KABUL, Afghanistan — As thousands of people gathered Sunday to bury a woman who was beaten and burned by an angry mob, Afghan officials said they found no proof that she had burned pages of the Quran as her assailants had claimed.

“We have reviewed all the evidence and have been unable to find any single iota of evidence to support claims that she had burned a Quran,” Gen.

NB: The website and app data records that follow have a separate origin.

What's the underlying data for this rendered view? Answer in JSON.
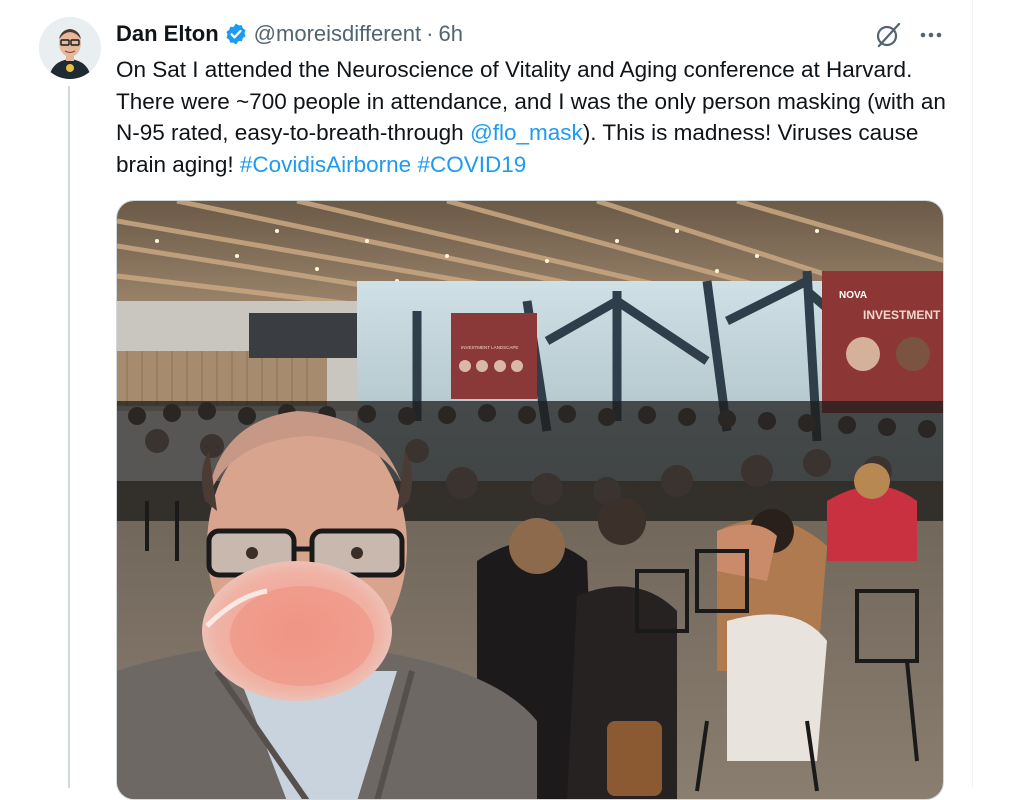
{
  "tweet": {
    "author_name": "Dan Elton",
    "handle": "@moreisdifferent",
    "separator": "·",
    "time": "6h",
    "text_1": "On Sat I attended the Neuroscience of Vitality and Aging conference at Harvard. There were ~700 people in attendance, and I was the only person masking (with an N-95 rated, easy-to-breath-through ",
    "mention": "@flo_mask",
    "text_2": "). This is madness! Viruses cause brain aging! ",
    "hashtag_1": "#CovidisAirborne",
    "hashtag_2": "#COVID19"
  },
  "media": {
    "screen_right_logo": "NOVA",
    "screen_right_title": "INVESTMENT",
    "screen_left_title": "INVESTMENT LANDSCAPE"
  },
  "icons": {
    "verified": "verified-badge-icon",
    "grok": "grok-icon",
    "more": "more-icon"
  },
  "colors": {
    "link": "#1d9bf0",
    "verified": "#1d9bf0",
    "text": "#0f1419",
    "secondary": "#536471"
  }
}
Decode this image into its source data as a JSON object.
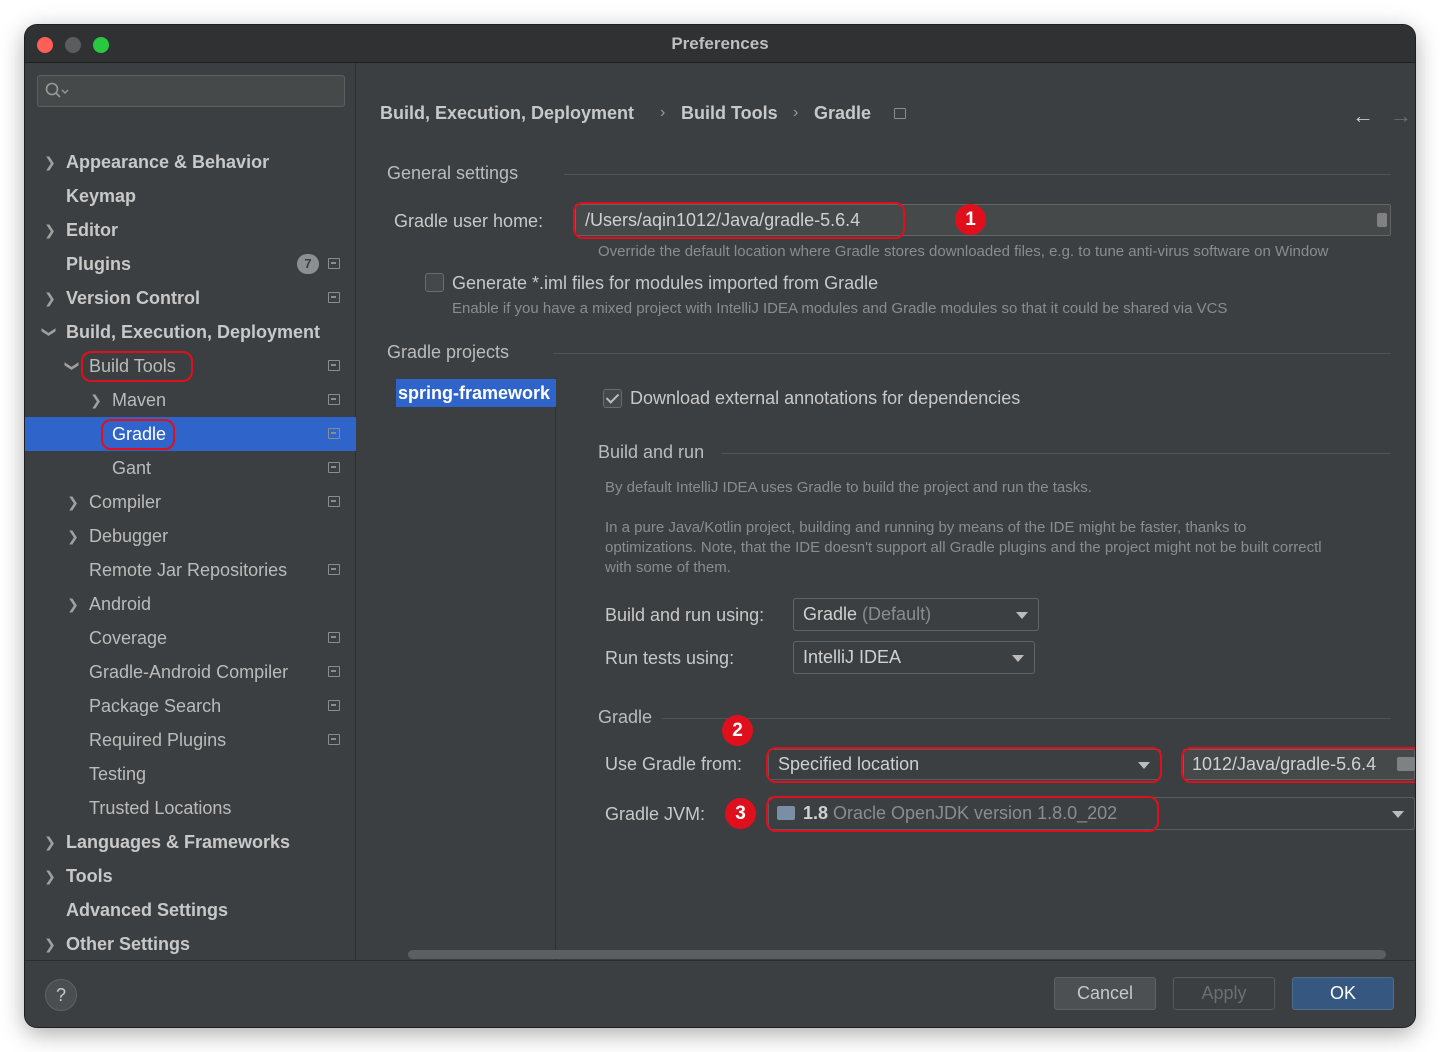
{
  "window": {
    "title": "Preferences"
  },
  "search": {
    "placeholder": ""
  },
  "sidebar": {
    "items": [
      {
        "label": "Appearance & Behavior"
      },
      {
        "label": "Keymap"
      },
      {
        "label": "Editor"
      },
      {
        "label": "Plugins",
        "badge": "7"
      },
      {
        "label": "Version Control"
      },
      {
        "label": "Build, Execution, Deployment"
      },
      {
        "label": "Build Tools"
      },
      {
        "label": "Maven"
      },
      {
        "label": "Gradle"
      },
      {
        "label": "Gant"
      },
      {
        "label": "Compiler"
      },
      {
        "label": "Debugger"
      },
      {
        "label": "Remote Jar Repositories"
      },
      {
        "label": "Android"
      },
      {
        "label": "Coverage"
      },
      {
        "label": "Gradle-Android Compiler"
      },
      {
        "label": "Package Search"
      },
      {
        "label": "Required Plugins"
      },
      {
        "label": "Testing"
      },
      {
        "label": "Trusted Locations"
      },
      {
        "label": "Languages & Frameworks"
      },
      {
        "label": "Tools"
      },
      {
        "label": "Advanced Settings"
      },
      {
        "label": "Other Settings"
      }
    ]
  },
  "breadcrumb": {
    "items": [
      "Build, Execution, Deployment",
      "Build Tools",
      "Gradle"
    ],
    "separator": "›",
    "back": "←",
    "forward": "→"
  },
  "general": {
    "title": "General settings",
    "user_home_label": "Gradle user home:",
    "user_home_value": "/Users/aqin1012/Java/gradle-5.6.4",
    "user_home_hint": "Override the default location where Gradle stores downloaded files, e.g. to tune anti-virus software on Window",
    "iml_label": "Generate *.iml files for modules imported from Gradle",
    "iml_hint": "Enable if you have a mixed project with IntelliJ IDEA modules and Gradle modules so that it could be shared via VCS"
  },
  "projects": {
    "title": "Gradle projects",
    "list": [
      "spring-framework"
    ],
    "download_annotations": "Download external annotations for dependencies"
  },
  "build_run": {
    "title": "Build and run",
    "desc1": "By default IntelliJ IDEA uses Gradle to build the project and run the tasks.",
    "desc2a": "In a pure Java/Kotlin project, building and running by means of the IDE might be faster, thanks to",
    "desc2b": "optimizations. Note, that the IDE doesn't support all Gradle plugins and the project might not be built correctl",
    "desc2c": "with some of them.",
    "using_label": "Build and run using:",
    "using_value": "Gradle",
    "using_suffix": "(Default)",
    "tests_label": "Run tests using:",
    "tests_value": "IntelliJ IDEA"
  },
  "gradle": {
    "title": "Gradle",
    "use_from_label": "Use Gradle from:",
    "use_from_value": "Specified location",
    "location_value": "1012/Java/gradle-5.6.4",
    "jvm_label": "Gradle JVM:",
    "jvm_version": "1.8",
    "jvm_desc": "Oracle OpenJDK version 1.8.0_202"
  },
  "markers": [
    "1",
    "2",
    "3"
  ],
  "footer": {
    "help": "?",
    "cancel": "Cancel",
    "apply": "Apply",
    "ok": "OK"
  },
  "colors": {
    "accent": "#2f65ca",
    "highlight": "#e00f1c",
    "background": "#3c3f41",
    "primary_button": "#365880"
  }
}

Mohammad Zahir, head of the Interior Ministry’s criminal investigation directorate, said at the woman’s funeral.

“She is completely innocent.”

Zahir’s comments followed the results of an investigation by the Ministry of Hajj and Religious Affairs that said that charred papers found at the shrine where she was attacked Thursday were from a Persian-language prayer book – not the Quran, the Muslim scripture, which is written in Arabic.

The death of the 28-year-old woman, identified only by her first name, Farkhunda, sent shock waves across Afghanistan.

In a rare sight, Farkhunda’s coffin was carried to the grave site in north Kabul’s Khair Khana neighborhood by a dozen women, including some women’s rights activists, with men escorting them.

After police were criticized for not doing enough to control the mob of several hundred men who surrounded Farkhunda at the Shah-Do Shamshira shrine in Kabul last week, police officers accompanied the procession from the family’s home to the cemetery.